Accesos vasculares para hemodiálisis en Osorno
Creación y manejo de accesos vasculares (fístulas y catéteres) seguros y duraderos para tratamientos de hemodiálisis.
Especialista en evaluación y cirugía para pacientes con insuficiencia renal crónica
Los accesos vasculares para hemodiálisis son estructuras o procedimientos quirúrgicos que permiten obtener un flujo sanguíneo adecuado para realizar la hemodiálisis, un tratamiento de reemplazo renal en pacientes con insuficiencia renal crónica. Estos accesos permiten extraer y devolver sangre al cuerpo de manera eficiente y segura durante las sesiones de diálisis.
¿Por qué son necesarios los accesos vasculares?
Evaluación previa con ecografía doppler
Se estudian las venas y arterias para elegir la mejor opción.
Cirugía vascular ambulatoria o con breve hospitalización
Bajo anestesia local o regional.
Seguimiento y cuidados postoperatorios
Control de cicatrización, maduración del acceso y detección temprana de complicaciones.
¿Quién debe realizar estos procedimientos?
Un cirujano vascular certificado, con experiencia en accesos para hemodiálisis, es el profesional indicado. Su formación le permite:
– Evaluar la anatomía vascular individual
– Escoger el tipo de acceso más apropiado
– Realizar la cirugía con precisión
– Brindar seguimiento postoperatorio especializado
Preguntas más frecuentes sobre los accesos vasculares para hemodiálisis
El acceso ideal es la fístula arteriovenosa (FAV), ya que ofrece mayor durabilidad, menos complicaciones y mejor rendimiento en la diálisis. Sin embargo, la elección depende de la anatomía vascular del paciente y su situación clínica. Un cirujano vascular evalúa cuál es la opción más adecuada en cada caso.
Una fístula suele tardar entre 4 y 8 semanas en madurar antes de poder ser utilizada para hemodiálisis. Durante este período, la vena se fortalece con el aumento del flujo sanguíneo. En algunos casos puede requerirse un tiempo mayor o una intervención adicional si no madura adecuadamente.
- Un acceso vascular debe mantenerse limpio, seco y sin compresión.
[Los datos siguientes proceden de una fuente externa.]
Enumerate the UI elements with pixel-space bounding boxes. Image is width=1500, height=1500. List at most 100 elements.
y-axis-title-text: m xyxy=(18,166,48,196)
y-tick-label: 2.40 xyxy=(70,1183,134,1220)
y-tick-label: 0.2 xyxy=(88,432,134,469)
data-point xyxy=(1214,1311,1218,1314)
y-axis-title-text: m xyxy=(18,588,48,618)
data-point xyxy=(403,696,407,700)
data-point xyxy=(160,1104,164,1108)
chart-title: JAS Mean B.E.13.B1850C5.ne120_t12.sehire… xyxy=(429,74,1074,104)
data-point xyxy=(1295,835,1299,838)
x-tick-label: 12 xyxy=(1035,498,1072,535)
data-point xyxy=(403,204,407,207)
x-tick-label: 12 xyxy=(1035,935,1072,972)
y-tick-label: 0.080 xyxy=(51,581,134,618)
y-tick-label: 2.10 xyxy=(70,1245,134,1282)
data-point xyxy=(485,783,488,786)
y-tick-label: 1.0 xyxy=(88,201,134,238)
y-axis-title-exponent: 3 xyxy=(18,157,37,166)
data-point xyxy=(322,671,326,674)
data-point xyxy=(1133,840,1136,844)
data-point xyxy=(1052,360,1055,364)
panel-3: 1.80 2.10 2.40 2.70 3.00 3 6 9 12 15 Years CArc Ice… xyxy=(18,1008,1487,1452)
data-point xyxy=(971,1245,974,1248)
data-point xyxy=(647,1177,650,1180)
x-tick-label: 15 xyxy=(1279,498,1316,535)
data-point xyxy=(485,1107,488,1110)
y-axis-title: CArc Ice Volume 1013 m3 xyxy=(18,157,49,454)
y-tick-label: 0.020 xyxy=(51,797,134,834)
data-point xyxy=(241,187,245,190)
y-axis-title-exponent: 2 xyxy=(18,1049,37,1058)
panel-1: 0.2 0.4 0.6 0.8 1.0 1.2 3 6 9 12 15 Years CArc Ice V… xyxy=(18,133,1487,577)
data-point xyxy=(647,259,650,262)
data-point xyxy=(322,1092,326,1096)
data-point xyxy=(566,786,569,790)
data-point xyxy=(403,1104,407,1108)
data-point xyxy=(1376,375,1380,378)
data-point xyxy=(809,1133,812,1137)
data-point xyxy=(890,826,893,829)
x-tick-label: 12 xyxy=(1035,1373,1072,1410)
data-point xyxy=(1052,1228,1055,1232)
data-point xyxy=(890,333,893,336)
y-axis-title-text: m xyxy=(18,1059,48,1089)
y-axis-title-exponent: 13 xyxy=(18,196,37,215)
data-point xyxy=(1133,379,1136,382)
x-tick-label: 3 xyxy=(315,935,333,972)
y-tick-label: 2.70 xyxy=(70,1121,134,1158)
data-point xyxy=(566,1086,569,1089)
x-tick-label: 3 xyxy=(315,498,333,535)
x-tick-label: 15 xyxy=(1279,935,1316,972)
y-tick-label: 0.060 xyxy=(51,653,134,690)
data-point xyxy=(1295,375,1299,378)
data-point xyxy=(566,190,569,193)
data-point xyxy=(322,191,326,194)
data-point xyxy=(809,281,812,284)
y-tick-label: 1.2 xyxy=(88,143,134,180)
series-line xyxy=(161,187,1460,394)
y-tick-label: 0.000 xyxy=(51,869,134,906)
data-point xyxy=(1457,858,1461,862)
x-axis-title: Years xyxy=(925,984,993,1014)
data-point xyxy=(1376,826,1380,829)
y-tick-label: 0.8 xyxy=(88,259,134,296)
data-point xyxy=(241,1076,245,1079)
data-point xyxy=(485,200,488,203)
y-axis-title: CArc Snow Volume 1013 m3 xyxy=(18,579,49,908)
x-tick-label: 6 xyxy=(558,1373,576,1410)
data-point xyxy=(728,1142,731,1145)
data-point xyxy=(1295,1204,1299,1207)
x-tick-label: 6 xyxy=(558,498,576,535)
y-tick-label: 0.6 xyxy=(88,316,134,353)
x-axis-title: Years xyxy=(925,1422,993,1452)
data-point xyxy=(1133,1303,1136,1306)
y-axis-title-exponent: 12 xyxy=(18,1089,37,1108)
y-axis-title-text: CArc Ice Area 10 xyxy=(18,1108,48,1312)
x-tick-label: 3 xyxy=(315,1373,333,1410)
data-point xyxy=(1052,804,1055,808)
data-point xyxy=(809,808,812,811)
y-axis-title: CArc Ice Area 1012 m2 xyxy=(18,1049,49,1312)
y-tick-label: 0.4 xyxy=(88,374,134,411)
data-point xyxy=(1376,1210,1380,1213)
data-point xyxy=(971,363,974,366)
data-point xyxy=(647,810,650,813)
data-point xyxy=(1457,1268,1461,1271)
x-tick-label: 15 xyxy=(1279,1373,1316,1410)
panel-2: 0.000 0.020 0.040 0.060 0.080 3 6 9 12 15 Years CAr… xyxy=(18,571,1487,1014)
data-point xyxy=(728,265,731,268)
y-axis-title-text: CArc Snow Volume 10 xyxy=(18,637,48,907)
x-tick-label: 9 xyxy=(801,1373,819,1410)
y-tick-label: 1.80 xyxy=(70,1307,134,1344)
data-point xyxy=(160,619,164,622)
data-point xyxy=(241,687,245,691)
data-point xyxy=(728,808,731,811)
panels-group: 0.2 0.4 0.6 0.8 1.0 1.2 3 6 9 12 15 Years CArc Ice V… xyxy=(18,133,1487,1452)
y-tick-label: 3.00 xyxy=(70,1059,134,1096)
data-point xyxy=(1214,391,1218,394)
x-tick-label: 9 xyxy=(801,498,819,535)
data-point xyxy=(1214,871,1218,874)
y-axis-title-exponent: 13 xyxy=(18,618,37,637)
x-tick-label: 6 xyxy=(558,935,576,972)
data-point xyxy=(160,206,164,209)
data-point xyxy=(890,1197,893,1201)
Es importante:
- No medir la presión arterial ni extraer sangre del brazo con fístula o injerto
- Lavar el área antes de la diálisis
- Reportar signos de infección, dolor o cambios de color
- El monitoreo periódico por el equipo de salud es clave para evitar fallos del acceso.
Si una fístula o injerto deja de funcionar por trombosis o infección, puede ser necesario realizar una nueva cirugía para crear otro acceso. También se puede colocar un catéter temporal mientras se resuelve la situación. Por eso, el seguimiento regular con un cirujano vascular es fundamental.